Blog do Pedro Hauck: Perrengue no Pontão do Sol

27 de julho de 2011

Perrengue no Pontão do Sol

Após um dia de descanso, merecido, fomos experimentar as vias do Pontão do Sol, que é um tipo de um pilar do Pico Maior. A idéia desta viagem é não repetir vias que já fizemos, assim sendo, teríamos a Segredo do Sol e a Mundo da Lua para fazer no local, pois no ano passado o Tacio escalou a Sol Celeste, que é a terceira via do Pontão.
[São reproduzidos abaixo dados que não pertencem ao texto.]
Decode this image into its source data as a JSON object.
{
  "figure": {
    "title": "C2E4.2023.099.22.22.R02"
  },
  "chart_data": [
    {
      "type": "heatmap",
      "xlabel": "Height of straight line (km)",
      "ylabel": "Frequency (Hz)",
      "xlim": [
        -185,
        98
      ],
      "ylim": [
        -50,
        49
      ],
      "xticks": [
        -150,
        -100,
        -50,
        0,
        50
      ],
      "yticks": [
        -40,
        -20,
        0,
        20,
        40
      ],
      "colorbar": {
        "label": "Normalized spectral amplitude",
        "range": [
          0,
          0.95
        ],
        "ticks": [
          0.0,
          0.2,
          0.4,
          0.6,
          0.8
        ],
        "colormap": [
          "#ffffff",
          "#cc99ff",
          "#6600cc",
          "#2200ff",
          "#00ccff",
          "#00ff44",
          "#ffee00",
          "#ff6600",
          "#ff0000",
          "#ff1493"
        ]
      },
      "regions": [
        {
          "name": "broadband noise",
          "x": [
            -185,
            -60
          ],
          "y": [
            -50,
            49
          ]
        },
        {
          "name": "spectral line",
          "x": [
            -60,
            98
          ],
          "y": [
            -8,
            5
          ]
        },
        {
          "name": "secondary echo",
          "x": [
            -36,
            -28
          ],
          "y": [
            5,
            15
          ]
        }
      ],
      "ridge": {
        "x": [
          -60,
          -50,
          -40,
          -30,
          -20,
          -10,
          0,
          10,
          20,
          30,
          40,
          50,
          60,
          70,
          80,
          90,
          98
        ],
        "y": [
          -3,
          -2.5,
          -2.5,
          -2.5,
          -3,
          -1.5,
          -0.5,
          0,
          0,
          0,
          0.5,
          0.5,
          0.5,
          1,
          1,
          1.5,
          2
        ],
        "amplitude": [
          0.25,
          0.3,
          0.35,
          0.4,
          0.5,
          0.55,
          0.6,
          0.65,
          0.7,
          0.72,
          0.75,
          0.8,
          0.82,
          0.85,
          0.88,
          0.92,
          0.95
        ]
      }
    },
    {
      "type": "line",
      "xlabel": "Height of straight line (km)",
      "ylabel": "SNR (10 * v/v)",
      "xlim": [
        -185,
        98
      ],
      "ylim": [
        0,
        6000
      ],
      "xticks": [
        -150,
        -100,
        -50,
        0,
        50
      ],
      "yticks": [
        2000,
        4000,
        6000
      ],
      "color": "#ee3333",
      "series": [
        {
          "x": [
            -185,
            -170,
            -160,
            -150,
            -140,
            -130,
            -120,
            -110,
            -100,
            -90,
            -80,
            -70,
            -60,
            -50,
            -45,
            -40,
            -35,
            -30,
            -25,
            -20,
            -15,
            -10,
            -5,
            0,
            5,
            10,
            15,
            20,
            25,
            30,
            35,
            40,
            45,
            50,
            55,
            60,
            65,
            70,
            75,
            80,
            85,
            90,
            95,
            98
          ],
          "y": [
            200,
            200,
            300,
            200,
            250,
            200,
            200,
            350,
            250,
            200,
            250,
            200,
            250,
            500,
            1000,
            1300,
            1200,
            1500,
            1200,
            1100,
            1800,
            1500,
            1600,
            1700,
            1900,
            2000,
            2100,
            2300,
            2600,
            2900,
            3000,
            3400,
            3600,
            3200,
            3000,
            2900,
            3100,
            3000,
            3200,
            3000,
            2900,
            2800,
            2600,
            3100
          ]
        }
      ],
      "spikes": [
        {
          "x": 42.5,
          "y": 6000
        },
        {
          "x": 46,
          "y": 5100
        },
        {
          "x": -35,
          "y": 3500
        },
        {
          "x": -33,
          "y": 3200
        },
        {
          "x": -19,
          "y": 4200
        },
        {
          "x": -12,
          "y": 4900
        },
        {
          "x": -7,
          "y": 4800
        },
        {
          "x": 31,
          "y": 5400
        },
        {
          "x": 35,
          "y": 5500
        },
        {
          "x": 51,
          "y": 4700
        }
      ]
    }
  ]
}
Respectivamente, uma é a via mais difícil, a outra a mais fácil e esta terceira a média.

Após várias escaladas em Salinas, achamos estar confiantes para escalar a Segredo, que é bem técnica e apresenta um crux de sétimo em móvel. O problema, no entanto, foi que não conseguimos chegar nela.

Esta via começa num platô mais à esquerda da Sol Celeste. Para chegar lá, é preciso desescalar um lance de costão e depois andar um pouco no mato. O Serginho nos recomendou sair escalando do começo da Sol e chegar numa diagonal direto no P1 da Segredo. O lance é exposto, mas fácil.

O Tacio se encarregou em escalar esta "aproximação". Ele saiu em diagonal e achou um grampo logo no começo. Depois, viu umas lacas, parecidas com aquelas que aparecem na primeira enfiada do croquis da via que queríamos escalar. Ele foi até elas, protegeu em móvel como deu e seguiu esticando, enfrentando lances de quinto bastante exposto: E4. Quando a corda estava para acabar e eu teria que sair escalando à francesa, ele achou um grampo simples e fez ali a parada. Ufa!

Saí escalando de segundo, achando que estava na via certa. Cheguei na provável P1 da Segredo e como escalamos alternando, fui tocando pra cima. Passei por diversos lances de aderências, com barriguinhas de rocha um pouco verticais seguidos de positivos, onde não havia nada de mão, só a aderência da sapatilha.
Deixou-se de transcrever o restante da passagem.